I believe the reason is unequal shards distribution across the cluster. So the new shards are placed on the nodes, where there are fewer shards. How it's happened is another question :slight_smile: But I care of new indices only for now.

I have tried other cluster.routing.allocation and index.routing.allocation parameters with no success.

cluster.routing.allocation.balance.shard: 0.01
cluster.routing.allocation.balance.index: 0.01
cluster.routing.allocation.balance.threshold: 1000000

index.routing.allocation.total_shards_per_node: 1

Every time I create new index every primary shards allocated on nodeC5 and this is the reason of node overload. How to setup Elasticsearch to force single shard per node for new indices?

I'm stuck. Therefore, any help will be useful.

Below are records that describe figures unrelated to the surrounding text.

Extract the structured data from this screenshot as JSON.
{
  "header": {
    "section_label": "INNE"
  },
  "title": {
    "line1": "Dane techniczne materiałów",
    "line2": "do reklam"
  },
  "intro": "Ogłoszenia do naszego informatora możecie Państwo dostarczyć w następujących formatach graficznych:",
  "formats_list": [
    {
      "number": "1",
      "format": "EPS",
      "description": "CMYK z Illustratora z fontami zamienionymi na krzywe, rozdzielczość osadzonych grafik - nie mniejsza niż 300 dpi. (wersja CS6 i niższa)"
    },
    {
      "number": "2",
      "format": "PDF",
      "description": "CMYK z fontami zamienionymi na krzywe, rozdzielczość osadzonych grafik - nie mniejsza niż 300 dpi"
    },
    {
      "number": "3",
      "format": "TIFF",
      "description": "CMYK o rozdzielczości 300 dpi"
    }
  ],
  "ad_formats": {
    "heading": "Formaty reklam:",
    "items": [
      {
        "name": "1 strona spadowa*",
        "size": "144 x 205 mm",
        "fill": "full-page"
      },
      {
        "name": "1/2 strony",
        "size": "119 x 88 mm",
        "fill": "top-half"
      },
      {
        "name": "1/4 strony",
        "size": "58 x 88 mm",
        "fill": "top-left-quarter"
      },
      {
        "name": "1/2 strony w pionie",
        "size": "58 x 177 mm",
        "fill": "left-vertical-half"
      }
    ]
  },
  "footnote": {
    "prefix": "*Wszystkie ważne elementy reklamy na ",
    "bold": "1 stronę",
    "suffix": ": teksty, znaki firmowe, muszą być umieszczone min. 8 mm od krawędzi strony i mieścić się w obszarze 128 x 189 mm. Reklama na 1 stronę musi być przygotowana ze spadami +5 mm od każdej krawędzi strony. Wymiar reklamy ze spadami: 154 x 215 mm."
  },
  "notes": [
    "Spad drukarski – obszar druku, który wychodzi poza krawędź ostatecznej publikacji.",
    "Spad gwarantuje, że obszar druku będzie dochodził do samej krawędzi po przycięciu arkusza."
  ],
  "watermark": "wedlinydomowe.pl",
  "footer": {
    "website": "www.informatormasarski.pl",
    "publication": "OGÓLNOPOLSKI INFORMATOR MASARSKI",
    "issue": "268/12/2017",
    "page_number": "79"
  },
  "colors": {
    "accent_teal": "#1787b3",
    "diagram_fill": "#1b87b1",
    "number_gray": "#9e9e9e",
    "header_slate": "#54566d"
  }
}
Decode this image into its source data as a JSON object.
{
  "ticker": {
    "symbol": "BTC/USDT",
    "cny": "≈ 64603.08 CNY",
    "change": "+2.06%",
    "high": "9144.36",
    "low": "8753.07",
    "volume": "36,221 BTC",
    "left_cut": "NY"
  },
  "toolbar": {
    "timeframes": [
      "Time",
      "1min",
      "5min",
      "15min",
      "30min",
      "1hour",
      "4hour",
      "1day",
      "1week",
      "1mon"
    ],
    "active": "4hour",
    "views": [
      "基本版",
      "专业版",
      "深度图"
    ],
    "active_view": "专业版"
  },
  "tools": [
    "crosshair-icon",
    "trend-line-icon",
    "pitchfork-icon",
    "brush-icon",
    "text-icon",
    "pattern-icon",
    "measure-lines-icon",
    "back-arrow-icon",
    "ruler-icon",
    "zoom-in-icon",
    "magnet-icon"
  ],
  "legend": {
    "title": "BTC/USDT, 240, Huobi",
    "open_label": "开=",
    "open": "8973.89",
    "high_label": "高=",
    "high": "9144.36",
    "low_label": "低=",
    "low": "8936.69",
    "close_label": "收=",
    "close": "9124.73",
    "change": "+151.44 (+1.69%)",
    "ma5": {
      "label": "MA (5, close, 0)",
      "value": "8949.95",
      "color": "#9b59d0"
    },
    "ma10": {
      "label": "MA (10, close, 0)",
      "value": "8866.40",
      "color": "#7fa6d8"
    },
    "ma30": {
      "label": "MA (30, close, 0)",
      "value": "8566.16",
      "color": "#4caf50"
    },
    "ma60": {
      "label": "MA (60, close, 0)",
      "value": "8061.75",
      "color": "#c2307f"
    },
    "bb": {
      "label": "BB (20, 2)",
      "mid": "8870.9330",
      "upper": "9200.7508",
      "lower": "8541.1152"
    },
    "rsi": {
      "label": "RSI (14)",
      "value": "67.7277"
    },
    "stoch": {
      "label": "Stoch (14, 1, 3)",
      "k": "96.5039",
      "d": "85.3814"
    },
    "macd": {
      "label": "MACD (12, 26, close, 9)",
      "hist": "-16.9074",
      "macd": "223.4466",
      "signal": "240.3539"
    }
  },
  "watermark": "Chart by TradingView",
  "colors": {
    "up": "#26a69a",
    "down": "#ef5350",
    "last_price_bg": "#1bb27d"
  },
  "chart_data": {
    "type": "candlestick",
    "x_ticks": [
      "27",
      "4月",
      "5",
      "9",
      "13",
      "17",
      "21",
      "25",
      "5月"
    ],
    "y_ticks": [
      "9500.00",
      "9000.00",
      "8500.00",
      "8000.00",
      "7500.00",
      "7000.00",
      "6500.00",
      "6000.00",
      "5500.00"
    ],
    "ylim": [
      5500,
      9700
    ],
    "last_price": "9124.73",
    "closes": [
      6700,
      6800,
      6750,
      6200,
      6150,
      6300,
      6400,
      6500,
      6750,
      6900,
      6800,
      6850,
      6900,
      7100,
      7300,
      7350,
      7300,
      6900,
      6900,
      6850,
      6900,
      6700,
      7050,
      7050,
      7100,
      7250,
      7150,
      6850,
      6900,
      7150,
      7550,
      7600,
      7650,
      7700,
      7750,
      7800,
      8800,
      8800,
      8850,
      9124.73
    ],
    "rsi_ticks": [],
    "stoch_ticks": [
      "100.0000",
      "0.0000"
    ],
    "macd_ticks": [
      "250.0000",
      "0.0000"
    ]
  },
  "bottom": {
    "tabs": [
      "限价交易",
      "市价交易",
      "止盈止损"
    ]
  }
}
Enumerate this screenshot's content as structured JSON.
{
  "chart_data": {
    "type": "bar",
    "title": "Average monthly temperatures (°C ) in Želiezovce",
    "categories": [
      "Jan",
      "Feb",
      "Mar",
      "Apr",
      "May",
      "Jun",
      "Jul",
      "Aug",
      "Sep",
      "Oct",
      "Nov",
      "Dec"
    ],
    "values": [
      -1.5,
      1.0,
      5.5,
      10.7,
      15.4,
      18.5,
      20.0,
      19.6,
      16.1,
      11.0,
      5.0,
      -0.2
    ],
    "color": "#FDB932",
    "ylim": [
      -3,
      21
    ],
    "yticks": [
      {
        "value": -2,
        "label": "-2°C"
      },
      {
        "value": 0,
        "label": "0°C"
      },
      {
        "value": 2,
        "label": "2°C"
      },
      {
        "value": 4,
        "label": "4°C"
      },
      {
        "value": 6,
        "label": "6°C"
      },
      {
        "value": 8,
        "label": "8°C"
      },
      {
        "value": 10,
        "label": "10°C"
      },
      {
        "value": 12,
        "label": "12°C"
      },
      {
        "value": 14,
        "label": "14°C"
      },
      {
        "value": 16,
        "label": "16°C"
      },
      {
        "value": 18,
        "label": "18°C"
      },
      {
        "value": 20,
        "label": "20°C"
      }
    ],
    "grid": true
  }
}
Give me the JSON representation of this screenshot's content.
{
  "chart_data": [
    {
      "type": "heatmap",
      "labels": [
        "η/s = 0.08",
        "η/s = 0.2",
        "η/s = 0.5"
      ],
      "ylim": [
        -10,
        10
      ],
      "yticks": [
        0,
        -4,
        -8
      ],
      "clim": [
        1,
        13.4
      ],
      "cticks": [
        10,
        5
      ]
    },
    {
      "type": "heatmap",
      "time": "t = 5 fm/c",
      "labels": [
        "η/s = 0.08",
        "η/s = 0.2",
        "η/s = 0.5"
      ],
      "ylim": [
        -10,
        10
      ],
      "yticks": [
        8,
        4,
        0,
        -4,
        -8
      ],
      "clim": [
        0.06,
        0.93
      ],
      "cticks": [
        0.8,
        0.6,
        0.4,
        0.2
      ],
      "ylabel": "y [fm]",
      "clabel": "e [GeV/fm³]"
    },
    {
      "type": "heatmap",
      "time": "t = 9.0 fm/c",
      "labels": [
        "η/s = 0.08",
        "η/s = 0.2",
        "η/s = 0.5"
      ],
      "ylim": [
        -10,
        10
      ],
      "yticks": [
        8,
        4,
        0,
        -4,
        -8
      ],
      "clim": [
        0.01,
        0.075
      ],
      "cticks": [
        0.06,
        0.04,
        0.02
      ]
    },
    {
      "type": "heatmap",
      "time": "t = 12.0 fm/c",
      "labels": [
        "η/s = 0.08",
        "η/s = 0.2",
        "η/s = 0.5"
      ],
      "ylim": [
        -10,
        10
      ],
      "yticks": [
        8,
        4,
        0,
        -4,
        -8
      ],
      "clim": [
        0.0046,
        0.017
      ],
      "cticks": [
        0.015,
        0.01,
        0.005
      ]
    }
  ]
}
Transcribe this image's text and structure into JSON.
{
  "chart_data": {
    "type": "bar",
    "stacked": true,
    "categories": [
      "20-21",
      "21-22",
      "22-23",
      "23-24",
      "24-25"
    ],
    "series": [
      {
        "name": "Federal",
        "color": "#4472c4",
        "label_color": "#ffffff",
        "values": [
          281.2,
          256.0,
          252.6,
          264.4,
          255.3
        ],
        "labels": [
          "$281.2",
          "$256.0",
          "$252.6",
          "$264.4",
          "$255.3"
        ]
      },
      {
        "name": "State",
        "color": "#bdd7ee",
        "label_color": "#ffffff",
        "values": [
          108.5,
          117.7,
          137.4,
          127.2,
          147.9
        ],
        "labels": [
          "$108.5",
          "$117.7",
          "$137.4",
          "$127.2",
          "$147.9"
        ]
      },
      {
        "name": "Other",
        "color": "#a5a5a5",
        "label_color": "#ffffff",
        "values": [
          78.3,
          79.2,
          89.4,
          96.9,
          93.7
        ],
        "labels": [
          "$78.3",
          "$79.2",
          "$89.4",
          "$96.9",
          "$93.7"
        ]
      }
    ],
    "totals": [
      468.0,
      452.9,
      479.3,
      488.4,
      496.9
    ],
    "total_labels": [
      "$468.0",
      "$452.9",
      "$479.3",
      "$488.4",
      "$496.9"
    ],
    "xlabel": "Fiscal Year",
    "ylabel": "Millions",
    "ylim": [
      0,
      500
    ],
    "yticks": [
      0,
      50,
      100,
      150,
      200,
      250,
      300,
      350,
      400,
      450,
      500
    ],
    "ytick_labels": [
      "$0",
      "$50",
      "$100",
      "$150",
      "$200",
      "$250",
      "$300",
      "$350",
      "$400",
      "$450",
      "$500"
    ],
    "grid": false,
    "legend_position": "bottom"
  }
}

How much data do the different nodes hold? Are any of the nodes above the high watermark (85% of disk used) at which point no new shards are allocated to the nodes?

Thanks for the answer.

During the last two days shards has been rebalanced. So now the shards are equally distributed and allocated.

# curl http://localhost:9200/_cat/shards | awk '{print $NF}' | sort | uniq -c | sort -n
1000 nodeB1
1000 nodeB2
1000 nodeB3
1000 nodeB4
1000 nodeB5
1000 nodeB6
1000 nodeC1
1000 nodeC2
1000 nodeC3
1000 nodeC4
1000 nodeC5
1000 nodeC6
1000 nodeC6

# curl http://localhost:9200/_cat/aliases
graylog_deflector graylog_10969 - - -

# curl http://localhost:9200/_cat/shards/graylog_10969 
graylog_10969 5 p STARTED 5015229 13.2gb nodeD5 
graylog_10969 5 r STARTED 5015229 10.2gb nodeC3 
graylog_10969 2 p STARTED 5016737   15gb nodeB3 
graylog_10969 2 r STARTED 5016737 14.1gb nodeC1 
graylog_10969 3 p STARTED 5009453 10.2gb nodeC6 
graylog_10969 3 r STARTED 5009453 10.3gb nodeB6 
graylog_10969 1 p STARTED 5011520 13.5gb nodeB2 
graylog_10969 1 r STARTED 5011520 13.5gb nodeC4 
graylog_10969 4 p STARTED 5012780 13.2gb nodeB1 
graylog_10969 4 r STARTED 5012780  9.5gb nodeC2 
graylog_10969 0 r STARTED 5017040 13.9gb nodeB4 
graylog_10969 0 p STARTED 5017040  9.1gb nodeC5 

The maximum data size is less than 60% of the disk capacity.

Unfortunately this is not the first time I've seen the problem. I'll try to manually rebalance some of the shards to repeat the problem. Do you have any idea what else I should check?